= Youth pride =

Youth movement

Youth pride, an extension of the Gay pride and LGBT social movements, promotes equality amongst young members (usually above the age of consent) of the Lesbian, Gay, Bisexual, Transgender, Intersex, and Queer (LGBTIQ+) community. The movement exists in many countries and focuses mainly on festivals and parades, enabling many LGBTIQ+ youth to network, communicate, and celebrate their gender and sexual identities.

== Background ==
Gay and lesbian youth bear an increased risk of suicide, substance abuse, school problems, and isolation because of a "hostile and condemning environment, verbal and physical abuse, rejection and isolation from family and peers". Further, LGBTIQ+ youths are more likely to report psychological and physical abuse by parents or caretakers, and more sexual abuse. Suggested reasons for this disparity are that (1) LGBTIQ+ youths may be specifically targeted on the basis of their perceived sexual orientation or gender non-conforming appearance, and (2) "risk factors associated with sexual minority status, including discrimination, invisibility, and rejection by family members...may lead to an increase in behaviors that are associated with risk for victimization, such as substance abuse, sex with multiple partners, or running away from home as a teenager." A 2008 study showed a correlation between the degree of rejecting behavior by parents of LGBTIQ+ adolescents and negative health problems in the teenagers studied. Crisis centers in larger cities and information sites on the Internet have arisen to help youth and adults. The Trevor Helpline, a suicide prevention helpline for LGBTIQ+ youth, was established by the filmmakers following the 1998 airing on HBO of the Academy Award winning short film Trevor; Daniel Radcliffe donated a large sum to the group and has appeared in service ads for them condemning homophobia.

According to a 2007 report "of the estimated 1.6 million homeless American youth, between 20 and 40 percent identify as lesbian, gay, bisexual or transgender.

== Overview ==
Youth Pride organizers point to the value in building community and supporting young people as they are more likely to get gay bashed and bullied. Schools that have a Gay-Straight Alliance (GSA) handle issues of discrimination and violence against LGBTIQ+ youth better than schools that do not because they help develop community and coping skills and give students a safe-space to get health and safety information.

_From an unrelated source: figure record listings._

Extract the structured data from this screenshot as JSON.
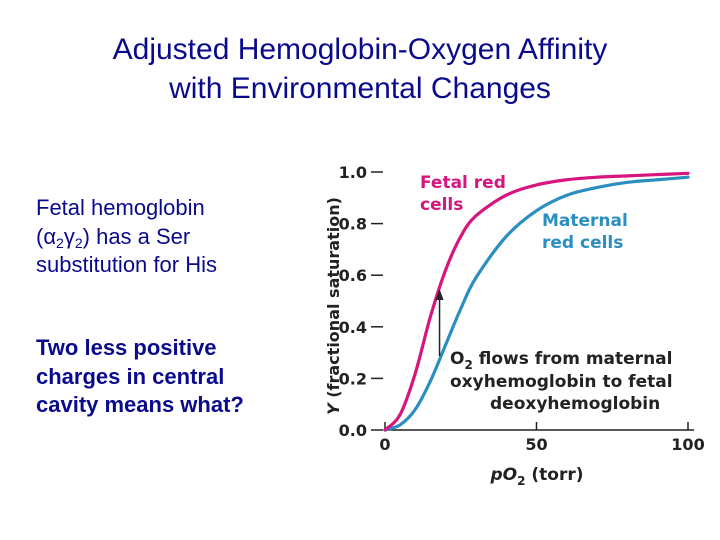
{
  "title": {
    "line1": "Adjusted Hemoglobin-Oxygen Affinity",
    "line2": "with Environmental Changes"
  },
  "body": {
    "p1_l1": "Fetal hemoglobin",
    "p1_l2_pre": "(α",
    "p1_sub1": "2",
    "p1_mid": "γ",
    "p1_sub2": "2",
    "p1_l2_post": ") has a Ser",
    "p1_l3": "substitution for His",
    "p2_l1": "Two less positive",
    "p2_l2": "charges in central",
    "p2_l3": "cavity means what?"
  },
  "colors": {
    "title": "#0a0a8c",
    "fetal": "#d6157e",
    "maternal": "#2a8fc0",
    "axis": "#222222"
  },
  "chart_data": {
    "type": "line",
    "ylabel_italic": "Y",
    "ylabel_rest": "(fractional saturation)",
    "xlabel_pre": "pO",
    "xlabel_sub": "2",
    "xlabel_post": "(torr)",
    "xlim": [
      0,
      100
    ],
    "ylim": [
      0,
      1.0
    ],
    "xticks": [
      "0",
      "50",
      "100"
    ],
    "yticks": [
      "0.0",
      "0.2",
      "0.4",
      "0.6",
      "0.8",
      "1.0"
    ],
    "series": [
      {
        "name": "Fetal red cells",
        "label_lines": [
          "Fetal red",
          "cells"
        ],
        "color": "#d6157e",
        "x": [
          0,
          5,
          10,
          15,
          20,
          25,
          30,
          40,
          50,
          60,
          70,
          80,
          90,
          100
        ],
        "y": [
          0,
          0.06,
          0.22,
          0.44,
          0.62,
          0.75,
          0.83,
          0.91,
          0.95,
          0.97,
          0.98,
          0.985,
          0.99,
          0.995
        ]
      },
      {
        "name": "Maternal red cells",
        "label_lines": [
          "Maternal",
          "red cells"
        ],
        "color": "#2a8fc0",
        "x": [
          0,
          5,
          10,
          15,
          20,
          25,
          30,
          40,
          50,
          60,
          70,
          80,
          90,
          100
        ],
        "y": [
          0,
          0.02,
          0.08,
          0.19,
          0.33,
          0.47,
          0.59,
          0.75,
          0.85,
          0.91,
          0.94,
          0.96,
          0.97,
          0.98
        ]
      }
    ],
    "annotation": {
      "line1_pre": "O",
      "line1_sub": "2",
      "line1_post": "flows from maternal",
      "line2": "oxyhemoglobin to fetal",
      "line3": "deoxyhemoglobin",
      "arrow_x": 18
    }
  }
}
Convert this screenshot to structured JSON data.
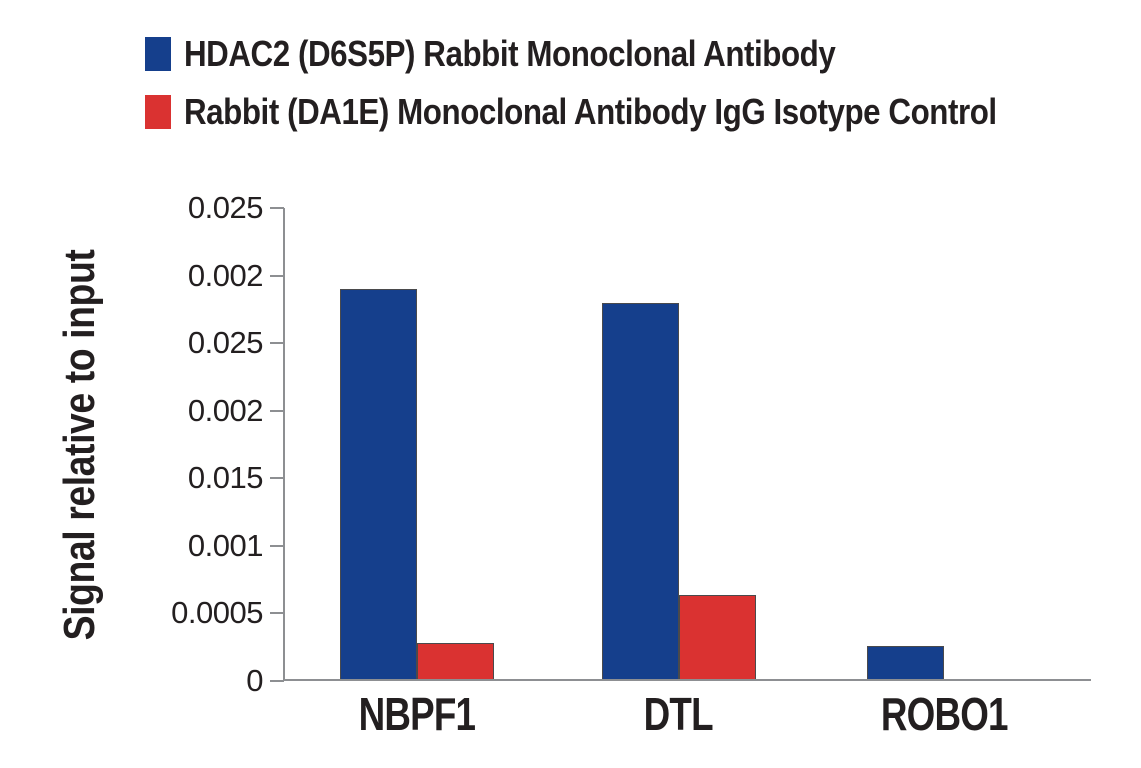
{
  "figure": {
    "background": "#ffffff",
    "text_color": "#231f20",
    "axis_color": "#8d8f92",
    "bar_outline_color": "#4a4a4c"
  },
  "legend": {
    "items": [
      {
        "swatch": "blue-square",
        "color": "#153f8c",
        "label": "HDAC2 (D6S5P) Rabbit Monoclonal Antibody"
      },
      {
        "swatch": "red-square",
        "color": "#da3231",
        "label": "Rabbit (DA1E) Monoclonal Antibody IgG Isotype Control"
      }
    ]
  },
  "chart_data": {
    "type": "bar",
    "title": "",
    "xlabel": "",
    "ylabel": "Signal relative to input",
    "categories": [
      "NBPF1",
      "DTL",
      "ROBO1"
    ],
    "series": [
      {
        "name": "HDAC2 (D6S5P) Rabbit Monoclonal Antibody",
        "color": "#153f8c",
        "values": [
          0.0029,
          0.0028,
          0.00026
        ]
      },
      {
        "name": "Rabbit (DA1E) Monoclonal Antibody IgG Isotype Control",
        "color": "#da3231",
        "values": [
          0.00028,
          0.00064,
          1e-05
        ]
      }
    ],
    "ylim": [
      0,
      0.0035
    ],
    "y_tick_labels_top_to_bottom": [
      "0.025",
      "0.002",
      "0.025",
      "0.002",
      "0.015",
      "0.001",
      "0.0005",
      "0"
    ],
    "grid": false,
    "legend_position": "top-left"
  }
}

Sometimes the groups avoid labelling young people and instead let them identify themselves on their own terms "when they feel safe".

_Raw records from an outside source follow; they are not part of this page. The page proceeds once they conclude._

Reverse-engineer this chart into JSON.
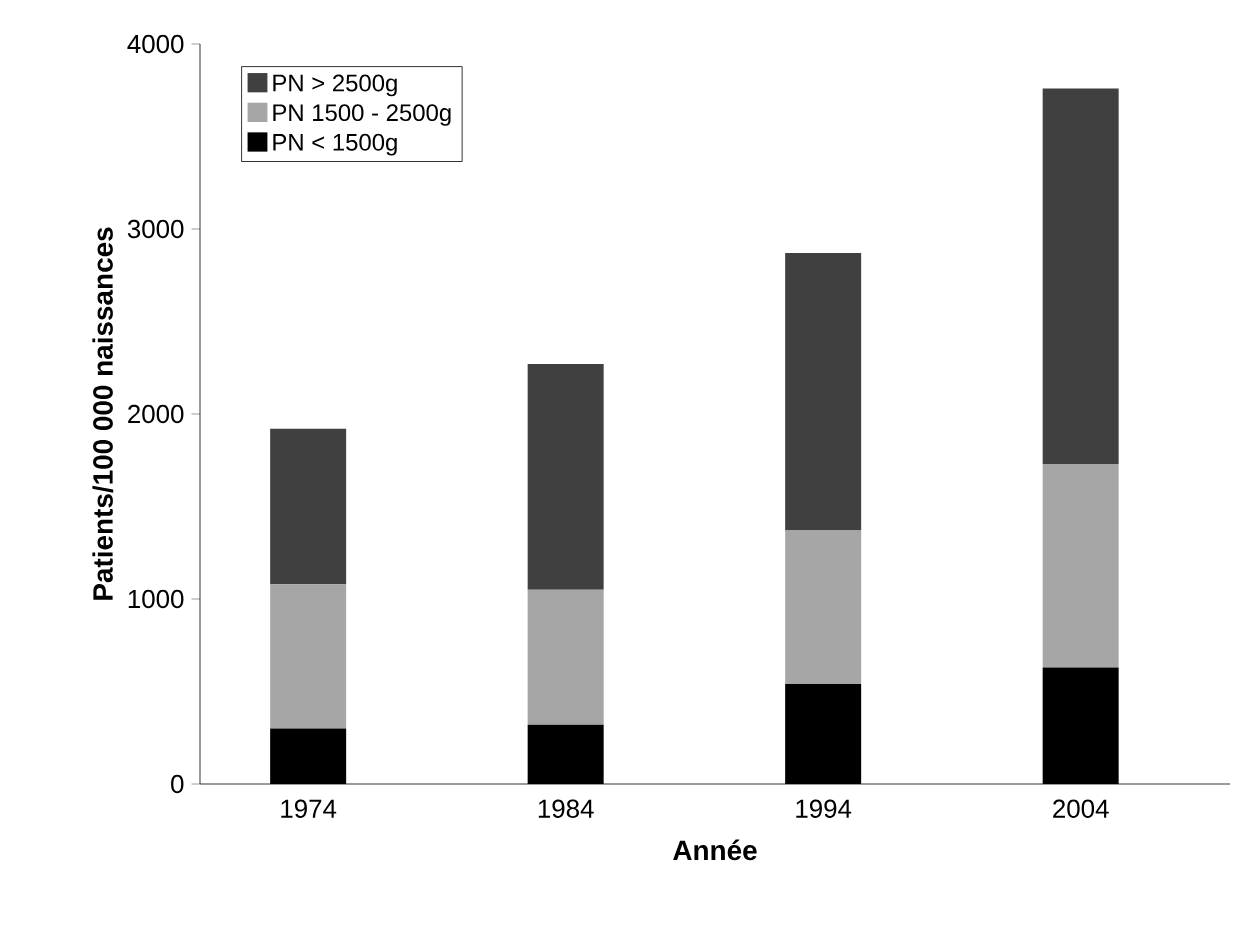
{
  "chart_data": {
    "type": "bar",
    "stacked": true,
    "xlabel": "Année",
    "ylabel": "Patients/100 000 naissances",
    "categories": [
      "1974",
      "1984",
      "1994",
      "2004"
    ],
    "series": [
      {
        "name": "PN < 1500g",
        "color": "#000000",
        "values": [
          300,
          320,
          540,
          630
        ]
      },
      {
        "name": "PN 1500 - 2500g",
        "color": "#a6a6a6",
        "values": [
          780,
          730,
          830,
          1100
        ]
      },
      {
        "name": "PN > 2500g",
        "color": "#404040",
        "values": [
          840,
          1220,
          1500,
          2030
        ]
      }
    ],
    "ylim": [
      0,
      4000
    ],
    "yticks": [
      0,
      1000,
      2000,
      3000,
      4000
    ],
    "grid": false,
    "legend": "top left"
  }
}
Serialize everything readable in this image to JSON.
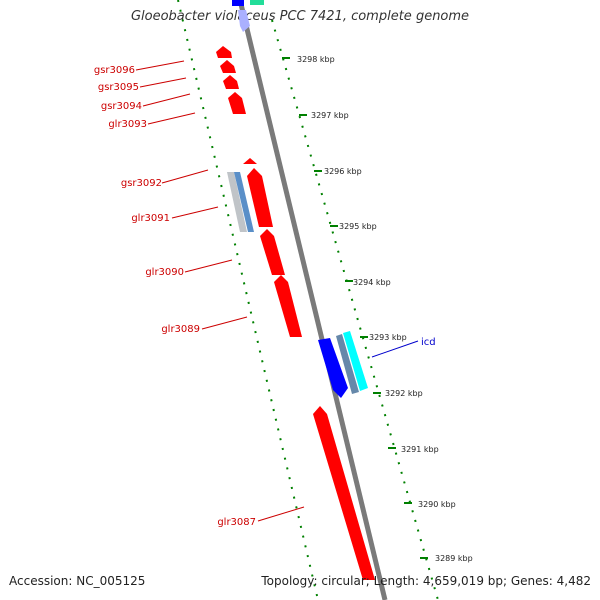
{
  "header": {
    "title": "Gloeobacter violaceus PCC 7421, complete genome"
  },
  "footer": {
    "accession": "Accession: NC_005125",
    "topology": "Topology: circular; Length: 4,659,019 bp; Genes: 4,482"
  },
  "colors": {
    "reverse_gene": "#ff0000",
    "forward_gene": "#0000ff",
    "forward_gene_cyan": "#00ffff",
    "rna_gene": "#b0b4b8",
    "backbone": "#7a7a7a",
    "tick": "#008000",
    "reverse_label": "#cc0000",
    "forward_label": "#0000cc"
  },
  "ruler_ticks": [
    "3298 kbp",
    "3297 kbp",
    "3296 kbp",
    "3295 kbp",
    "3294 kbp",
    "3293 kbp",
    "3292 kbp",
    "3291 kbp",
    "3290 kbp",
    "3289 kbp"
  ],
  "reverse_gene_labels": [
    "gsr3096",
    "gsr3095",
    "gsr3094",
    "glr3093",
    "gsr3092",
    "glr3091",
    "glr3090",
    "glr3089",
    "glr3087"
  ],
  "forward_gene_labels": [
    "icd"
  ]
}
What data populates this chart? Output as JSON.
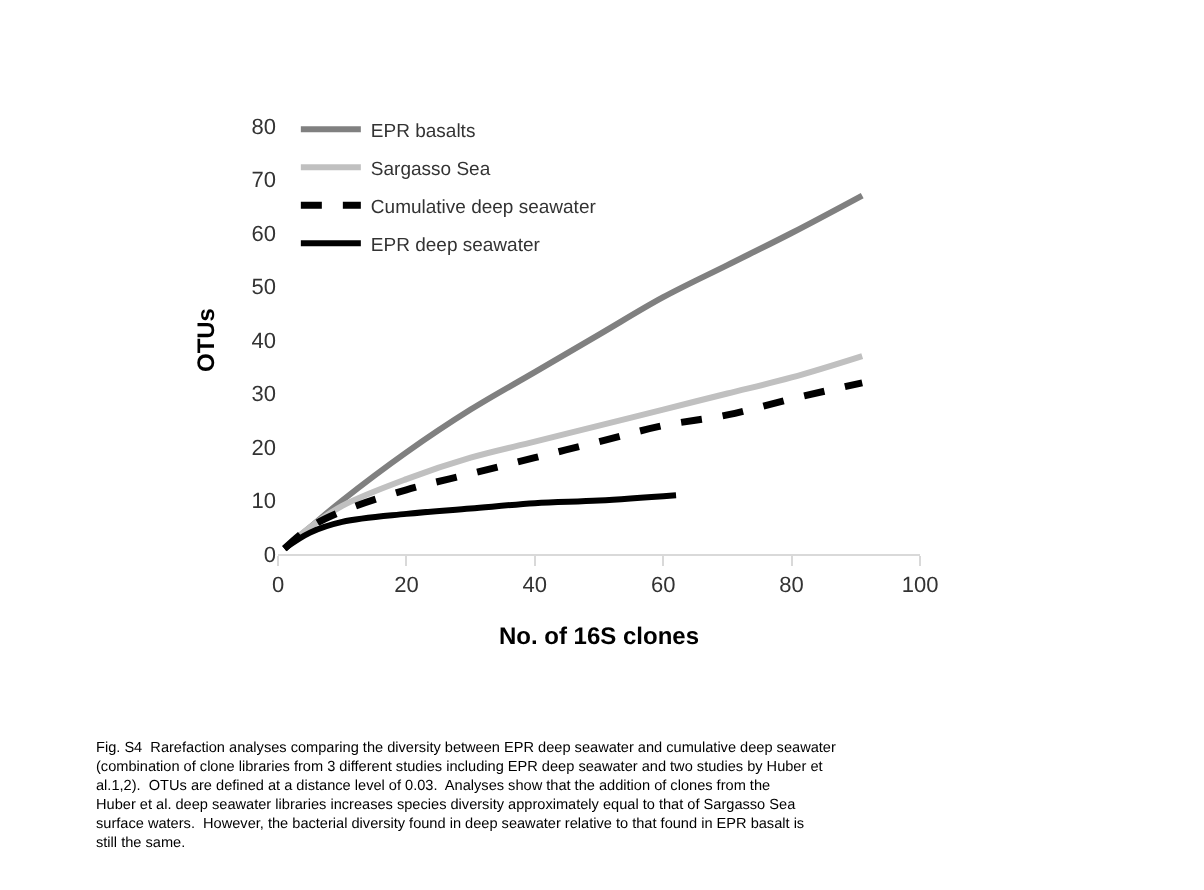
{
  "chart_data": {
    "type": "line",
    "xlabel": "No. of 16S clones",
    "ylabel": "OTUs",
    "xlim": [
      0,
      100
    ],
    "xticks": [
      0,
      20,
      40,
      60,
      80,
      100
    ],
    "ylim": [
      0,
      80
    ],
    "yticks": [
      0,
      10,
      20,
      30,
      40,
      50,
      60,
      70,
      80
    ],
    "legend": "top left",
    "marker": "none",
    "series": [
      {
        "name": "EPR basalts",
        "color": "#808080",
        "line_style": "solid",
        "x": [
          1,
          5,
          10,
          20,
          30,
          40,
          50,
          60,
          70,
          80,
          91
        ],
        "values": [
          1,
          5,
          10,
          19,
          27,
          34,
          41,
          48,
          54,
          60,
          67
        ]
      },
      {
        "name": "Sargasso Sea",
        "color": "#c0c0c0",
        "line_style": "solid",
        "x": [
          1,
          5,
          10,
          20,
          30,
          40,
          50,
          60,
          70,
          80,
          91
        ],
        "values": [
          1,
          5,
          9,
          14,
          18,
          21,
          24,
          27,
          30,
          33,
          37
        ]
      },
      {
        "name": "Cumulative deep seawater",
        "color": "#000000",
        "line_style": "dashed",
        "x": [
          1,
          5,
          10,
          20,
          30,
          40,
          50,
          60,
          70,
          80,
          91
        ],
        "values": [
          1,
          5,
          8,
          12,
          15,
          18,
          21,
          24,
          26,
          29,
          32
        ]
      },
      {
        "name": "EPR deep seawater",
        "color": "#000000",
        "line_style": "solid",
        "x": [
          1,
          5,
          10,
          20,
          30,
          40,
          50,
          62
        ],
        "values": [
          1,
          4,
          6,
          7.5,
          8.5,
          9.5,
          10,
          11
        ]
      }
    ],
    "annotations": [
      "Fig. S4  Rarefaction analyses comparing the diversity between EPR deep seawater and cumulative deep seawater (combination of clone libraries from 3 different studies including EPR deep seawater and two studies by Huber et al.1,2).  OTUs are defined at a distance level of 0.03.  Analyses show that the addition of clones from the Huber et al. deep seawater libraries increases species diversity approximately equal to that of Sargasso Sea surface waters.  However, the bacterial diversity found in deep seawater relative to that found in EPR basalt is still the same."
    ]
  }
}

At larger pride parades and festivals there are often LGBTIQ+ or queer youth contingents, and some festivals designate safe-spaces for young people to provide safety and security.

== List of youth pride events ==

- The increasing mainstream acceptance of the greater LGBTIQ+ communities prompted the Massachusetts Governors' Commission on Gay and Lesbian Youth to start an annual Gay-Straight Youth Pride observance in 1995.
- In 1997 the Youth Pride Alliance was founded as a non-profit to put on an annual youth pride event in Washington, D.C. In 1998 Candace Gingrich was one of the speakers at Washington D.C.'s Youth Pride Alliance, a coalition of 25 youth support and advocacy groups.
- In 1999, the first annual Vermont Youth Pride Day was held. As of 2009 it is the largest queer and allied youth event in Vermont and is organized by Outright Vermont to "break the geographic and social barriers gay youngsters living in rural communities face".
- In 2002, a college fair was added to the event to connect students with colleges and discuss issues relating to how to track students and ensure their safety.
- In April 2003 a Youth Pride Chorus partly organized with New York's LGBT Community Center started rehearsals and later performed at a June Pride concert at Carnegie Hall with the New York City Gay Men's Chorus.

- In 2004 the San Diego chapter of Gay, Lesbian and Straight Education Network (GLSEN) worked with the San Diego Youth Pride coordinators to organize the Day of Silence throughout the county.
- In 2005, the Decatur Georgia Youth Pride participated in a counter-protest against Westboro Baptist Church, led by church head Fred Phelps' daughter, Shirley Phelps-Roper, who were "greeting students and faculty as they arrived with words such as "God hates fag enablers" and "Thank God for 9/11" at ten locations.
- In 2008, Chicago's Youth Pride Center, primarily serving "LGBT youth of color", opened a temporary location and will move into their newly constructed building on Chicago's South Side in 2010.
- In 2009, Utah Pride Center held an event to coincide with Youth Pride Walk 2009, a "cross-country walk by two Utah women trying to draw attention to the problems faced by homeless LGBT youth".
- In August 2010, the first Hollywood Youth Pride was held with a focus on the "large number of homeless LGBT youth living on Los Angeles streets."